What do you feed a Pole? I asked myself. I wasn't willing to cook her bigos in case my version wasn't up to scratch. Instead, I did chose to do Trinidad Pepperpot - Caribbean as the name implies, but with some odd similarities to the Polish counterpart. The idea of a pepperpot is to slow cook the different meats (again, mainly pork) together with plenty of spices, so that the meat practically crumbles and melts in the mouth. The longer you leave it, the better it gets. Whereas the rest of a Bigos is made up of cabbage, a pepperpot is obviously full of colourful bell and chilli peppers. Another similarity though is the presence of vinegar, cider vinegar in pepperpot counterbalanced by rum and brown sugar, and residue from the sauerkraut in bigos, topped up with red wine.
The combination of roasted spices in the pepperpot gives it its distinctive Caribbean flavour, but those are my secret recipe and will remain undisclosed for now. That evening, I simmered it for nearly four hours, and it was indeed a thing of beauty. However, in a break from authenticity, I used my Potjiekos pot. The Potjie is my giant, cast iron cauldron that I lovingly lugged back from South Africa. As previously discussed, the Afrikaans are also fans of slow, meat-filled one-pot cookery. Pepperpot was originally a slave dish in the Caribbean, designed for ease of cooking - one pot suspended over a fire, and enough spices to disguise low quality meat and offal that would have gone in it. My recipe requires pork - shoulder or chop, belly if you have no alternative. However, the original recipe requires trotters, snout and other squidgy bits I'd rather not contemplate.
It does interest me a great deal that this style of cooking - big meaty slow-cooked stews pop up all over the world. The English equivalent I guess would be a good casserole or maybe even a pot-roast. Some Himalayan curries are done in this fashion using up tough goat meat; Norwegians do thick fish stew with heavy dumplings, but all are variations on the theme. It seems to equate to a cooler or possibly mountainous climate however - I cannot think of a Meditteranean or Oriental equivalent!

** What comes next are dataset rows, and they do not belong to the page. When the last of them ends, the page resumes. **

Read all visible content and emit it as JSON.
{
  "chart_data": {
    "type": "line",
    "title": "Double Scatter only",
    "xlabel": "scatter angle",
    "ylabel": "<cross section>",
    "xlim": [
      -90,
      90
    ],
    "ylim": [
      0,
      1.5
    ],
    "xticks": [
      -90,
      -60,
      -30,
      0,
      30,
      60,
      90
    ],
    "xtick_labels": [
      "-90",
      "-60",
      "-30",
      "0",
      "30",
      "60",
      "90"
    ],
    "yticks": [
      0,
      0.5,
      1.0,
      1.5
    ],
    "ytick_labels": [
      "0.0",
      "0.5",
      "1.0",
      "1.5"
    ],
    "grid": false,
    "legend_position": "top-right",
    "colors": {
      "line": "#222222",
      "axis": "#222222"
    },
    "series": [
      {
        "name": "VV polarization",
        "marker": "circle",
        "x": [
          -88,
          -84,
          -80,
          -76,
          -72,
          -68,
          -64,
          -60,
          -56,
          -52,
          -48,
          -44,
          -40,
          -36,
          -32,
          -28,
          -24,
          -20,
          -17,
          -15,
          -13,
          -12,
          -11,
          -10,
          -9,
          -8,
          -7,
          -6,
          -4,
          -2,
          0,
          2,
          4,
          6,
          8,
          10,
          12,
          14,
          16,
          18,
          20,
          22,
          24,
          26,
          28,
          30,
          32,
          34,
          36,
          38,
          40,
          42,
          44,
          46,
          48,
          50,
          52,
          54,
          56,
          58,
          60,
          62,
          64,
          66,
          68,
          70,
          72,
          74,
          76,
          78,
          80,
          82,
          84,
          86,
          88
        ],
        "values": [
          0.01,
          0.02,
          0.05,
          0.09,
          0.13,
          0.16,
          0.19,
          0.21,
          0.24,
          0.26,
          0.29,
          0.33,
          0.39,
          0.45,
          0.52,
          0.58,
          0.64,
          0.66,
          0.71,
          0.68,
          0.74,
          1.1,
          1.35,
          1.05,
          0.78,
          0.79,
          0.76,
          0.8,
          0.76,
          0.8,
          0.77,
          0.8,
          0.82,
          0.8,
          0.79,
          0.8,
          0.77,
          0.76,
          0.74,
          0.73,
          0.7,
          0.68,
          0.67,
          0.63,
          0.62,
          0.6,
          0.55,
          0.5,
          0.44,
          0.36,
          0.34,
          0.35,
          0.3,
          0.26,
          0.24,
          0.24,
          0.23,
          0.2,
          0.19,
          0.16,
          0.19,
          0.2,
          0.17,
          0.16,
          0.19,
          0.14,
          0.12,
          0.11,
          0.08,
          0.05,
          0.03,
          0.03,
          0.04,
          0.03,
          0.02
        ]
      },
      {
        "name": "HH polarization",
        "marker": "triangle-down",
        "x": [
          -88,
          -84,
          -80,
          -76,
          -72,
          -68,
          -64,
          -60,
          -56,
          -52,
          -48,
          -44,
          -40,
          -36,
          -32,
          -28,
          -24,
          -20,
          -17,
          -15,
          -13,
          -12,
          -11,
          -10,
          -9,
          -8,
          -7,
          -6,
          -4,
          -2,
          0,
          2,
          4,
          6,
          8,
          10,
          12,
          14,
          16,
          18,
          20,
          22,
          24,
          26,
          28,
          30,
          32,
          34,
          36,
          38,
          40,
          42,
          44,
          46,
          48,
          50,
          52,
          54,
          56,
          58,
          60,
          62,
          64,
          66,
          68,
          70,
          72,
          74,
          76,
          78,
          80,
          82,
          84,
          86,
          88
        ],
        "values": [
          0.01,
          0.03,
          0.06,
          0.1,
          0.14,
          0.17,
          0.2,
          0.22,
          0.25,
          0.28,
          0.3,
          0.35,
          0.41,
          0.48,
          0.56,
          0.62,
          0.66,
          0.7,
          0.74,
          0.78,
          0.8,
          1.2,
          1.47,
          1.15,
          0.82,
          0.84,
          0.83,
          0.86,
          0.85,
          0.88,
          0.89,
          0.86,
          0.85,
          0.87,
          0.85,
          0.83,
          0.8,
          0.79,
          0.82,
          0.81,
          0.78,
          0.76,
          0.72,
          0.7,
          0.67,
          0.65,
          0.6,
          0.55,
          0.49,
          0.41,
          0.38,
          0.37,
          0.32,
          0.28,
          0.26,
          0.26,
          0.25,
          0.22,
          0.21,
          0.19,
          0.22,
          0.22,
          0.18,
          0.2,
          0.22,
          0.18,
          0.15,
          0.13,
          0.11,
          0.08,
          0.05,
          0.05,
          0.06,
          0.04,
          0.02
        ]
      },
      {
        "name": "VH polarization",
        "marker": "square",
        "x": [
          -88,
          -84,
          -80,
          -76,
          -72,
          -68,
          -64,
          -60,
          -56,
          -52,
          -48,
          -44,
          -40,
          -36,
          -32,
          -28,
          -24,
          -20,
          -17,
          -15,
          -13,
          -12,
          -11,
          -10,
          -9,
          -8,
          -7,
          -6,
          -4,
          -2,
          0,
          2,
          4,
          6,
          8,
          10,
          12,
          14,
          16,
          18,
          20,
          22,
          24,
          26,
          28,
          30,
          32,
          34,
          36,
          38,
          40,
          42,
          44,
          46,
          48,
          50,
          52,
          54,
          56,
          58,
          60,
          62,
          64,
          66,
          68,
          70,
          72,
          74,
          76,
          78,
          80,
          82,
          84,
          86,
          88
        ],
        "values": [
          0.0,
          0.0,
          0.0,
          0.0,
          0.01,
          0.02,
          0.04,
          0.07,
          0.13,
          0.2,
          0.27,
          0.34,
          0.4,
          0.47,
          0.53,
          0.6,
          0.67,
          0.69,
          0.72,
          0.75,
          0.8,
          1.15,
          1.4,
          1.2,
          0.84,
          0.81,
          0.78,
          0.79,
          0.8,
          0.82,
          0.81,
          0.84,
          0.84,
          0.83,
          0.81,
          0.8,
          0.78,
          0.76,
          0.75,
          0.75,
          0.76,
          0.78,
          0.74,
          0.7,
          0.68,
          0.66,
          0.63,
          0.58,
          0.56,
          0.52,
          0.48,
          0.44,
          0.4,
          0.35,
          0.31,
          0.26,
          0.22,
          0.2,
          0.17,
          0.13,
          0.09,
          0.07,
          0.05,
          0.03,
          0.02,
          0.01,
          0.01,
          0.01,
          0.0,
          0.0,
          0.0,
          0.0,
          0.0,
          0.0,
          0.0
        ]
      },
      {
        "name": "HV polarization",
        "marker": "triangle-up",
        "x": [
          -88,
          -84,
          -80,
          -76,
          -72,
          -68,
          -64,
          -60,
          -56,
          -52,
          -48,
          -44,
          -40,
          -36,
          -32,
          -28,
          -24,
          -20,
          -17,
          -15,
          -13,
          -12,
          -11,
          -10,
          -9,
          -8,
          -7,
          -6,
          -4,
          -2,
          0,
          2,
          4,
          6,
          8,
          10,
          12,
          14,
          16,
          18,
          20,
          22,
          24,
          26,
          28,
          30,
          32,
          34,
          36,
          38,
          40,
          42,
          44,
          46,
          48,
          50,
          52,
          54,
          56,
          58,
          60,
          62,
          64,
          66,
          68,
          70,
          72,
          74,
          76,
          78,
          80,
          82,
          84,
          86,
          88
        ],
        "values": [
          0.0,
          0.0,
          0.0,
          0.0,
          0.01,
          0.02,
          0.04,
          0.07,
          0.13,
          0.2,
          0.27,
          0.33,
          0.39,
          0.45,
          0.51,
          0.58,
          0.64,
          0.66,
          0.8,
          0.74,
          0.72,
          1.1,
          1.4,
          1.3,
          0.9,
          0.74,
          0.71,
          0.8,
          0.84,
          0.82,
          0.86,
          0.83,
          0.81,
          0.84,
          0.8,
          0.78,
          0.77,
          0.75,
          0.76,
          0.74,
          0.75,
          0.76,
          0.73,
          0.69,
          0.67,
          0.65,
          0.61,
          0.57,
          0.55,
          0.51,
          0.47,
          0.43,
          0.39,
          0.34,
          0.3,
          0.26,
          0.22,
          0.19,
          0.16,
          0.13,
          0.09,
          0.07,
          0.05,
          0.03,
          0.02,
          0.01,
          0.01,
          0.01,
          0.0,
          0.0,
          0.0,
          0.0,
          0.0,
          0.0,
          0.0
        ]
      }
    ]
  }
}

To celebrate the universality of this food, I cooked Caribbean pepperpot, using Danish pork, in a South African pot, in my kitchen in north east England, for a Polish gourmet. It was accompanied by Mexican guacamole using avocados from Israel, and for dessert I made Brazilian 'Santa Catalinas' (a mousse made from cream, rum, Italian-style espresso and in this case, Ecuadorian chocolate) and washed it all down with luxurious Nicaraguan coffees. Once digested, we drank Chilean wine and then boiled ourselves in an authentically Finnish sauna. It was a great night, and we are all encouraged to celebrate diversity, right? But not so much the Food Miles. Doh.
2 comments:
Would a stir fry not be the nearest oriental equivalent, but quicker?